Dass Lolly noch Gefühle für Declan hegte, war verständlich. Aber tat sie etwas, um die wieder aufleben zu lassen? Was mochte in ihr wirklich vorgehen? Was Kitty so denken ließ, war zu allererst die Sorge um Aaron. Mit ihrer neugewonnenen Sympathie für ihn war die Entschlossenheit gepaart, jeden Schaden von ihremNeffen, der er nun nicht mehr war, abzuwenden. Kitty würde nie zulassen, dass er in Schwierigkeiten geriet. Er hatte schon genug gelitten, weitere Entbehrungen sollten ihm erspart bleiben. Lolly durfte nie, wie Aarons in Kerry geborene Mutter, »eine Frau werden, die gewissen Neigungen nicht widerstehen wollte«.
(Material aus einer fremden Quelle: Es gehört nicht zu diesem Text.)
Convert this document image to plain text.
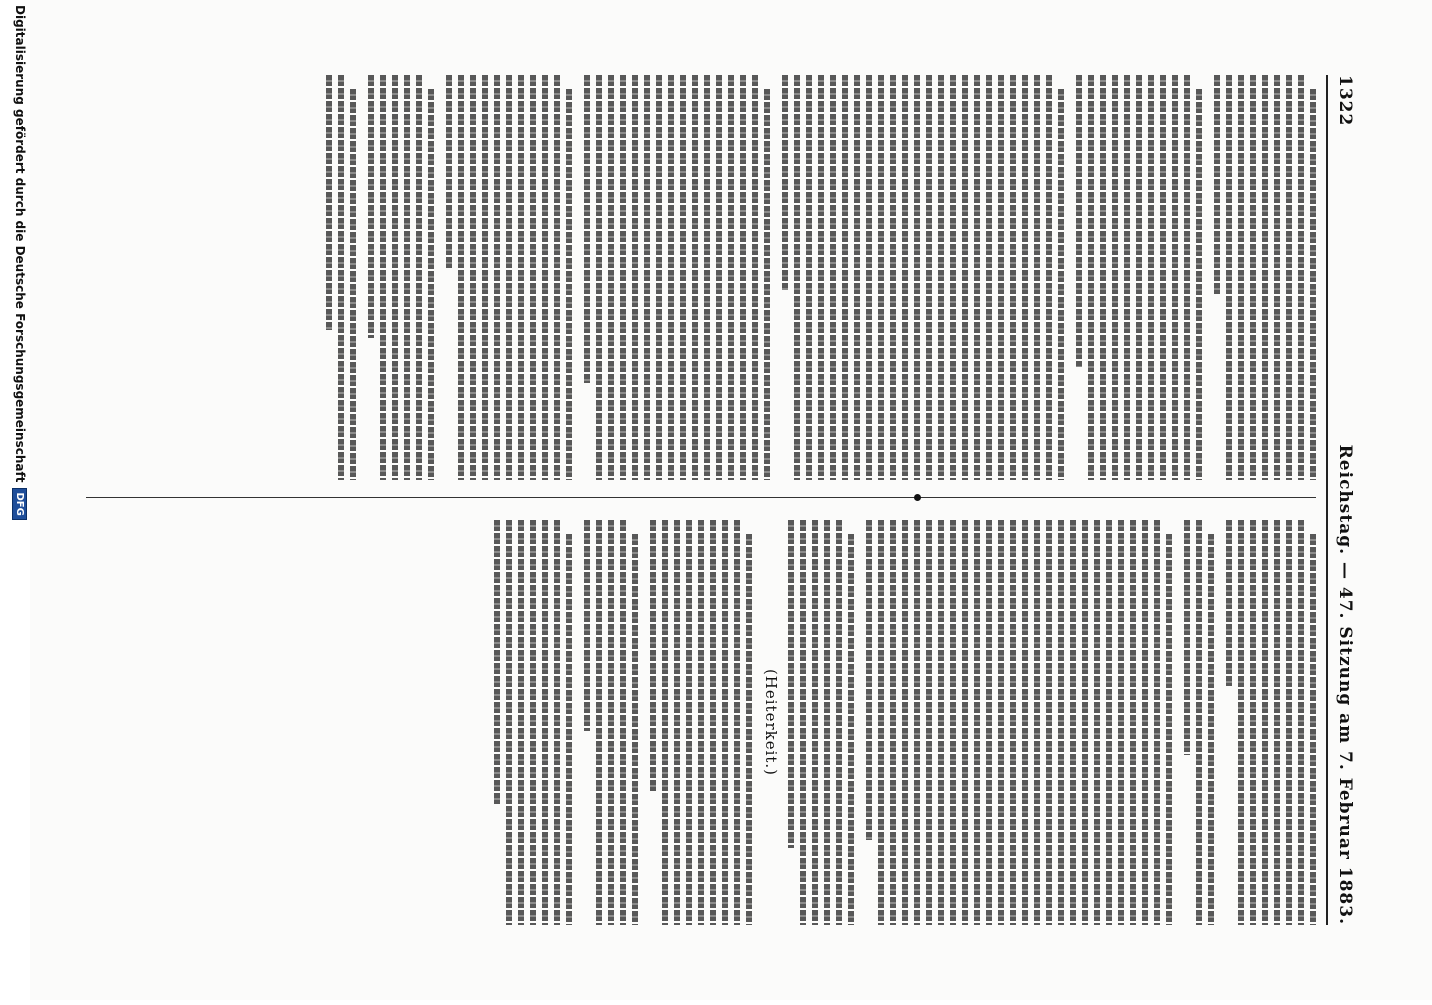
1322
Reichstag. — 47. Sitzung am 7. Februar 1883.
(Heiterkeit.)
Digitalisierung gefördert durch die Deutsche Forschungsgemeinschaft
DFG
Und schon ergriff ein hinterhältigerer Gedanke von ihr Besitz. Vielleicht ließ sich Lolly dazu verleiten, mehr durchblicken zu lassen. Hier bot sich die Gelegenheit, das auszuprobieren. Es war unfair und verwerflich, ihrer besten Freundin das anzutun – ein Grund mehr, zur Tat zu schreiten.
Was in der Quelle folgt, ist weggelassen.